O PL 3/2024 traz mais questionamentos e insegurança jurídica do que soluções para o processo falimentar
por Cybelle Guedes Campos | Artigo publicado originalmente pelo portal Migalhas
O Projeto de Lei 3/2024, recentemente proposto pelo Governo Federal para alterar a Lei de Recuperações e Falência, foi pautado na simples justificativa de agilizar os processos falimentares, que sofrem com a morosidade e ineficiência do sistema, e com o objetivo de fortalecer a atuação dos credores neste tipo de procedimento, conferindo-lhes maior protagonismo. Seu texto ainda será analisado pelos deputados e, posteriormente, pelos senadores. Ocorre que em razão da falta de explicações claras sobre a necessidade das alterações propostas, é necessário que esse tema ganhe destaque nos debates, notadamente no que diz respeito a introdução da figura do gestor fiduciário, que seria escolhido pelos credores em assembleia.
Pela análise das disposições propostas no PL, na sua essência, o gestor fiduciário desempenharia funções que, em grande parte, já são atribuídas ao administrador judicial. Essa duplicidade de papéis levanta dúvidas sobre a real necessidade desse profissional no processo de falência. Por qual razão criar uma nova figura quando os problemas fundamentais no contexto falimentar não residem na atuação dos administradores judiciais?
O principal desafio enfrentado atualmente no âmbito das falências é o excesso de judicialização.
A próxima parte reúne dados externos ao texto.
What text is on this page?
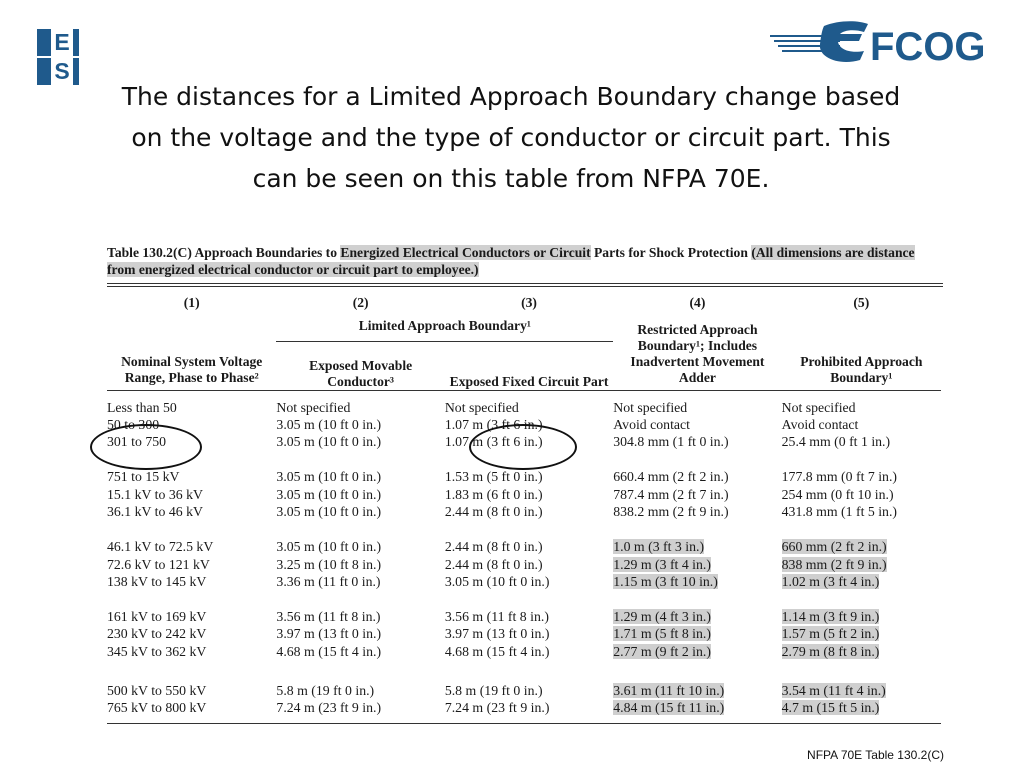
E
S
FCOG
The distances for a Limited Approach Boundary change based on the voltage and the type of conductor or circuit part. This can be seen on this table from NFPA 70E.
Table 130.2(C) Approach Boundaries to Energized Electrical Conductors or Circuit Parts for Shock Protection (All dimensions are distance from energized electrical conductor or circuit part to employee.)
(1)	(2)	(3)	(4)	(5)
Nominal System Voltage Range, Phase to Phase²	Limited Approach Boundary¹		Restricted Approach Boundary¹; Includes Inadvertent Movement Adder	Prohibited Approach Boundary¹
	Exposed Movable Conductor³	Exposed Fixed Circuit Part		

Less than 50	Not specified	Not specified	Not specified	Not specified
50 to 300	3.05 m (10 ft 0 in.)	1.07 m (3 ft 6 in.)	Avoid contact	Avoid contact
301 to 750	3.05 m (10 ft 0 in.)	1.07 m (3 ft 6 in.)	304.8 mm (1 ft 0 in.)	25.4 mm (0 ft 1 in.)

751 to 15 kV	3.05 m (10 ft 0 in.)	1.53 m (5 ft 0 in.)	660.4 mm (2 ft 2 in.)	177.8 mm (0 ft 7 in.)
15.1 kV to 36 kV	3.05 m (10 ft 0 in.)	1.83 m (6 ft 0 in.)	787.4 mm (2 ft 7 in.)	254 mm (0 ft 10 in.)
36.1 kV to 46 kV	3.05 m (10 ft 0 in.)	2.44 m (8 ft 0 in.)	838.2 mm (2 ft 9 in.)	431.8 mm (1 ft 5 in.)

46.1 kV to 72.5 kV	3.05 m (10 ft 0 in.)	2.44 m (8 ft 0 in.)	1.0 m (3 ft 3 in.)	660 mm (2 ft 2 in.)
72.6 kV to 121 kV	3.25 m (10 ft 8 in.)	2.44 m (8 ft 0 in.)	1.29 m (3 ft 4 in.)	838 mm (2 ft 9 in.)
138 kV to 145 kV	3.36 m (11 ft 0 in.)	3.05 m (10 ft 0 in.)	1.15 m (3 ft 10 in.)	1.02 m (3 ft 4 in.)

161 kV to 169 kV	3.56 m (11 ft 8 in.)	3.56 m (11 ft 8 in.)	1.29 m (4 ft 3 in.)	1.14 m (3 ft 9 in.)
230 kV to 242 kV	3.97 m (13 ft 0 in.)	3.97 m (13 ft 0 in.)	1.71 m (5 ft 8 in.)	1.57 m (5 ft 2 in.)
345 kV to 362 kV	4.68 m (15 ft 4 in.)	4.68 m (15 ft 4 in.)	2.77 m (9 ft 2 in.)	2.79 m (8 ft 8 in.)

500 kV to 550 kV	5.8 m (19 ft 0 in.)	5.8 m (19 ft 0 in.)	3.61 m (11 ft 10 in.)	3.54 m (11 ft 4 in.)
765 kV to 800 kV	7.24 m (23 ft 9 in.)	7.24 m (23 ft 9 in.)	4.84 m (15 ft 11 in.)	4.7 m (15 ft 5 in.)
NFPA 70E Table 130.2(C)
Muitas questões que poderiam ser tratadas extrajudicialmente são submetidas a um processo legal complexo e demorado. Isso leva a crer que ao invés de criar novas figuras, o foco deveria ser a simplificação e a desburocratização do atual procedimento falimentar com maior autonomia aos administradores judiciais, promovendo uma abordagem mais eficaz e ágil, como tem sido feito, por exemplo, com algumas alterações realizadas pelo Marco Legal das Garantias.
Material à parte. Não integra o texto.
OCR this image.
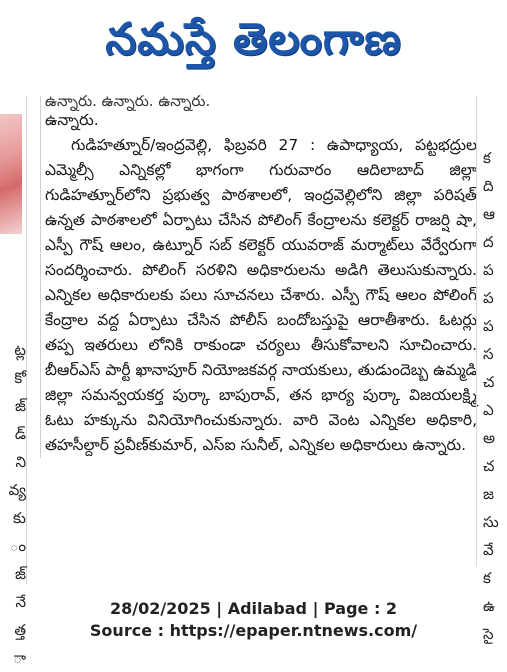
నమస్తే తెలంగాణ
ట్ల
కో
జ్
డ్
ని
వ్య
కు
ం
జ్
నే
త్త
ా
ఉన్నారు. ఉన్నారు. ఉన్నారు.

ఉన్నారు.

గుడిహత్నూర్/ఇంద్రవెల్లి, ఫిబ్రవరి 27 : ఉపాధ్యాయ, పట్టభద్రుల ఎమ్మెల్సీ ఎన్నికల్లో భాగంగా గురువారం ఆదిలాబాద్ జిల్లా గుడిహత్నూర్‌లోని ప్రభుత్వ పాఠశాలలో, ఇంద్రవెల్లిలోని జిల్లా పరిషత్ ఉన్నత పాఠశాలలో ఏర్పాటు చేసిన పోలింగ్ కేంద్రాలను కలెక్టర్ రాజర్షి షా, ఎస్పీ గౌష్ ఆలం, ఉట్నూర్ సబ్ కలెక్టర్ యువరాజ్ మర్మాట్‌లు వేర్వేరుగా సందర్శించారు. పోలింగ్ సరళిని అధికారులను అడిగి తెలుసుకున్నారు. ఎన్నికల అధికారులకు పలు సూచనలు చేశారు. ఎస్పీ గౌష్ ఆలం పోలింగ్ కేంద్రాల వద్ద ఏర్పాటు చేసిన పోలీస్ బందోబస్తుపై ఆరాతీశారు. ఓటర్లు తప్ప ఇతరులు లోనికి రాకుండా చర్యలు తీసుకోవాలని సూచించారు. బీఆర్‌ఎస్ పార్టీ ఖానాపూర్ నియోజకవర్గ నాయకులు, తుడుందెబ్బ ఉమ్మడి జిల్లా సమన్వయకర్త పుర్కా బాపురావ్, తన భార్య పుర్కా విజయలక్ష్మి ఓటు హక్కును వినియోగించుకున్నారు. వారి వెంట ఎన్నికల అధికారి, తహసీల్దార్ ప్రవీణ్‌కుమార్, ఎస్ఐ సునీల్, ఎన్నికల అధికారులు ఉన్నారు.

క
ది
ఆ
ద
ప
ప
ప
స
చ
ఎ
అ
చ
జ
సు
వే
క
ఉ
సై
28/02/2025 | Adilabad | Page : 2
Source : https://epaper.ntnews.com/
A proposta do Governo Federal traz também outra preocupação: não existe clareza quando se fala sobre as limitações aos honorários do gestor fiduciário e quem será responsável pelo pagamento deles, que poderá receber dentro dos valores de ‘mercado’, o que evidencia caráter subjetivo. A ausência de critérios bem definidos pode abrir espaço para abusos, prejudicando os interesses das partes envolvidas. Transparência e previsibilidade são elementos fundamentais para a credibilidade de qualquer sistema jurídico, e essa indefinição representa uma lacuna preocupante no PL 3/2024.
Além disso, a proposta carece normatizar os requisitos mínimos para a ocupação da função de gestor. A nomeação de profissionais não qualificados pode comprometer a eficiência do processo e prejudicar os credores. É crucial estabelecer critérios claros e objetivos para garantir a competência e a idoneidade daqueles que assumirão essa responsabilidade, seguindo, por exemplo, o modelo do artigo 21 da Lei 11.101/05, que regula a nomeação dos administradores judiciais.
O PL 3/2024 nos traz mais interrogações do que soluções. Em vez de fortalecer o trâmite falimentar, a pretendida introdução da figura do gestor fiduciário parece criar complexidades desnecessárias. Além das dúvidas já apontadas neste artigo, é importante ressaltar que o texto do projeto de lei também não apresenta um motivo claro para a criação dessa função. Enquanto o administrador judicial não representa o devedor, desempenhando, ao contrário, um papel de imparcialidade e passível de responsabilização na condução do processo, tal nível de clareza e responsabilidade não é explicitamente estabelecido em relação ao gestor fiduciário, que passa ser escolhido pelos credores, atuando supostamente em função destes.
É necessário adotar uma abordagem mais cautelosa, considerando a consolidação e avaliação das alterações recentes antes de promover outras, para assegurar que o sistema jurídico proporcione uma a tão almejada celeridade e eficácia ao sistema e por via de consequência à todas as partes envolvidas. Vale destacar que as mudanças realizadas em 2020 pela Lei 14.112, ainda não foram completamente colocadas em prática, e ainda não se tem uma métrica para aferir resultados a partir daquelas alterações; a pressa em introduzir mais novidades sem avaliar os impactos das reformas anteriores pode minar os esforços para aprimorar o sistema falimentar.